The U.S. luxury carmaker, which generated 17% of its 2017 sales from China, could relocate some of its carmaking activities to China.
In response to the burgeoning U.S.-China trade war, Tesla has become the first automaker to raise the prices of its cars in China. The U.S. carmaker has hiked up the price of its Model X and Model S by around 20%.
Since China is the world’s largest car market, other automakers are either likely to follow suit or are likely to relocate a greater portion of their car manufacturing activity to China.
Higher prices of car models from U.S. carmakers who depend on China for generating higher revenues are likely to be affected.

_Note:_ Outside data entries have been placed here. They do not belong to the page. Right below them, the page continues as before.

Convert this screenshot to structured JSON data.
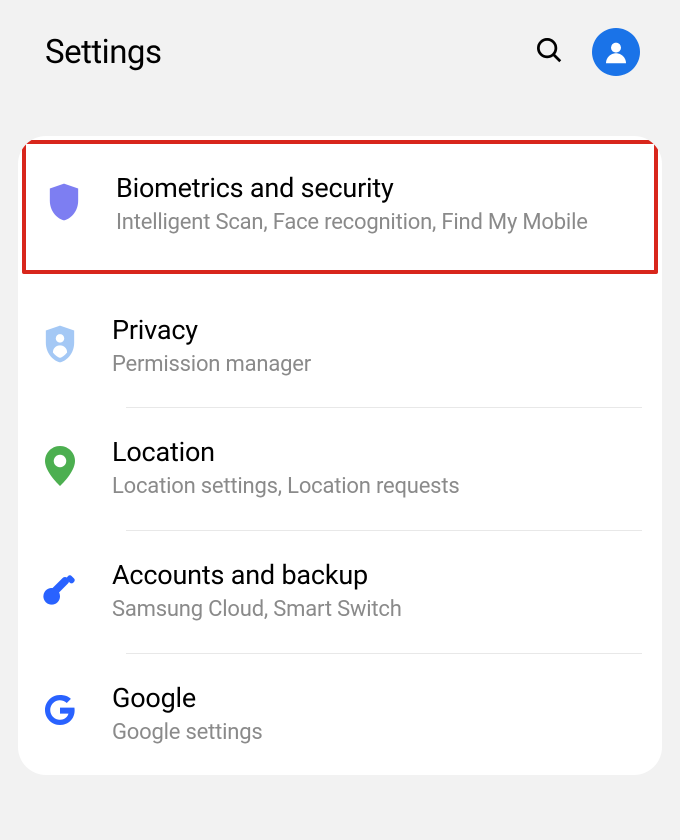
{
  "header": {
    "title": "Settings"
  },
  "items": [
    {
      "title": "Biometrics and security",
      "sub": "Intelligent Scan, Face recognition, Find My Mobile"
    },
    {
      "title": "Privacy",
      "sub": "Permission manager"
    },
    {
      "title": "Location",
      "sub": "Location settings, Location requests"
    },
    {
      "title": "Accounts and backup",
      "sub": "Samsung Cloud, Smart Switch"
    },
    {
      "title": "Google",
      "sub": "Google settings"
    }
  ]
}
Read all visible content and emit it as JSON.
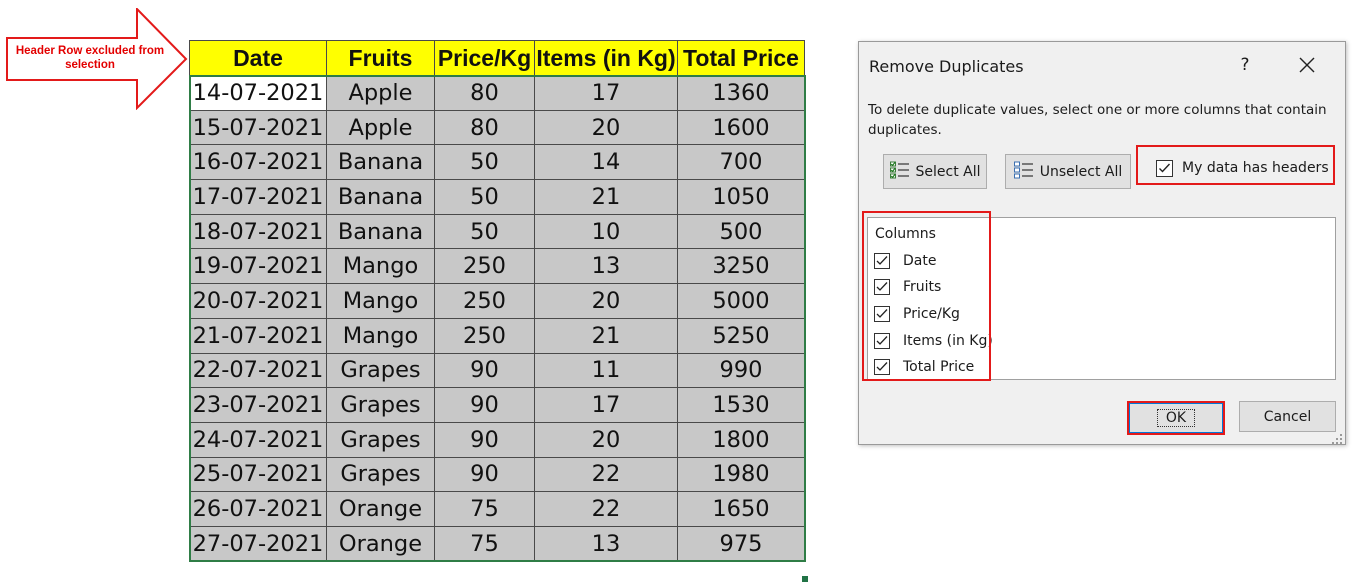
{
  "callout": {
    "text": "Header Row excluded from selection"
  },
  "sheet": {
    "headers": [
      "Date",
      "Fruits",
      "Price/Kg",
      "Items (in Kg)",
      "Total Price"
    ],
    "rows": [
      [
        "14-07-2021",
        "Apple",
        "80",
        "17",
        "1360"
      ],
      [
        "15-07-2021",
        "Apple",
        "80",
        "20",
        "1600"
      ],
      [
        "16-07-2021",
        "Banana",
        "50",
        "14",
        "700"
      ],
      [
        "17-07-2021",
        "Banana",
        "50",
        "21",
        "1050"
      ],
      [
        "18-07-2021",
        "Banana",
        "50",
        "10",
        "500"
      ],
      [
        "19-07-2021",
        "Mango",
        "250",
        "13",
        "3250"
      ],
      [
        "20-07-2021",
        "Mango",
        "250",
        "20",
        "5000"
      ],
      [
        "21-07-2021",
        "Mango",
        "250",
        "21",
        "5250"
      ],
      [
        "22-07-2021",
        "Grapes",
        "90",
        "11",
        "990"
      ],
      [
        "23-07-2021",
        "Grapes",
        "90",
        "17",
        "1530"
      ],
      [
        "24-07-2021",
        "Grapes",
        "90",
        "20",
        "1800"
      ],
      [
        "25-07-2021",
        "Grapes",
        "90",
        "22",
        "1980"
      ],
      [
        "26-07-2021",
        "Orange",
        "75",
        "22",
        "1650"
      ],
      [
        "27-07-2021",
        "Orange",
        "75",
        "13",
        "975"
      ]
    ]
  },
  "dialog": {
    "title": "Remove Duplicates",
    "help": "?",
    "description": "To delete duplicate values, select one or more columns that contain duplicates.",
    "select_all": "Select All",
    "unselect_all": "Unselect All",
    "my_data_has_headers": "My data has headers",
    "my_data_has_headers_checked": true,
    "columns_title": "Columns",
    "columns": [
      {
        "label": "Date",
        "checked": true
      },
      {
        "label": "Fruits",
        "checked": true
      },
      {
        "label": "Price/Kg",
        "checked": true
      },
      {
        "label": "Items (in Kg)",
        "checked": true
      },
      {
        "label": "Total Price",
        "checked": true
      }
    ],
    "ok": "OK",
    "cancel": "Cancel"
  },
  "colors": {
    "header_fill": "#ffff00",
    "selection_fill": "#c8c8c8",
    "annotation_red": "#e31a1a",
    "selection_border": "#2f7d46"
  }
}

“Raising the prices is going to hurt sales, but money-losing Tesla has to raise prices because they can’t afford to fully absorb the higher costs of the tariffs,” opined Efraim Levy, a research analyst at CFRA. “Considering they claim to be capacity-constrained, they should be able to shift sales elsewhere.”
For Tesla, which is struggling to turn a profit, China is a key market with sales in the country accounting for nearly 17% of its 2017 revenues.
Earlier this year in May, it slashed the price of its Model X in China by $14,000 following China’s move to cut major tariffs on imported automobiles. However, in light of the new tariffs, the earlier gains have now been erased.
Beijing’s tariffs are expected to hurt U.S. automakers as well as companies which make industrial components in the United States. China is also targeting U.S. agriculture produce including soybean and whiskey.
With Tesla shipping more than 15,000 cars a year to China, the U.S. carmaker plans on building a factory in Shanghai to serve the Chinese market. Towards this end, as per a Bloomberg report citing sources familiar with the plans, Elon Musk is expected to visit Shanghai on Tuesday and is likely to drop in to Beijing on Wednesday.
Tesla’s spokeswoman did not respond to a request for comment.
German carmaker BMW, which also manufactures its vehicles in the U.S for sale in China, has also flagged a raise in its vehicle prices. On Friday, it had said, it would be unable to “completely absorb” the new tariffs.
According to German carmaker, Daimler AG which imports U.S.-made cars into China, it “aims to maintain a competitive position” in China.
On Thursday, U.S. carmaker Ford Motor Co stated it would not hike prices on its imported cars, for now.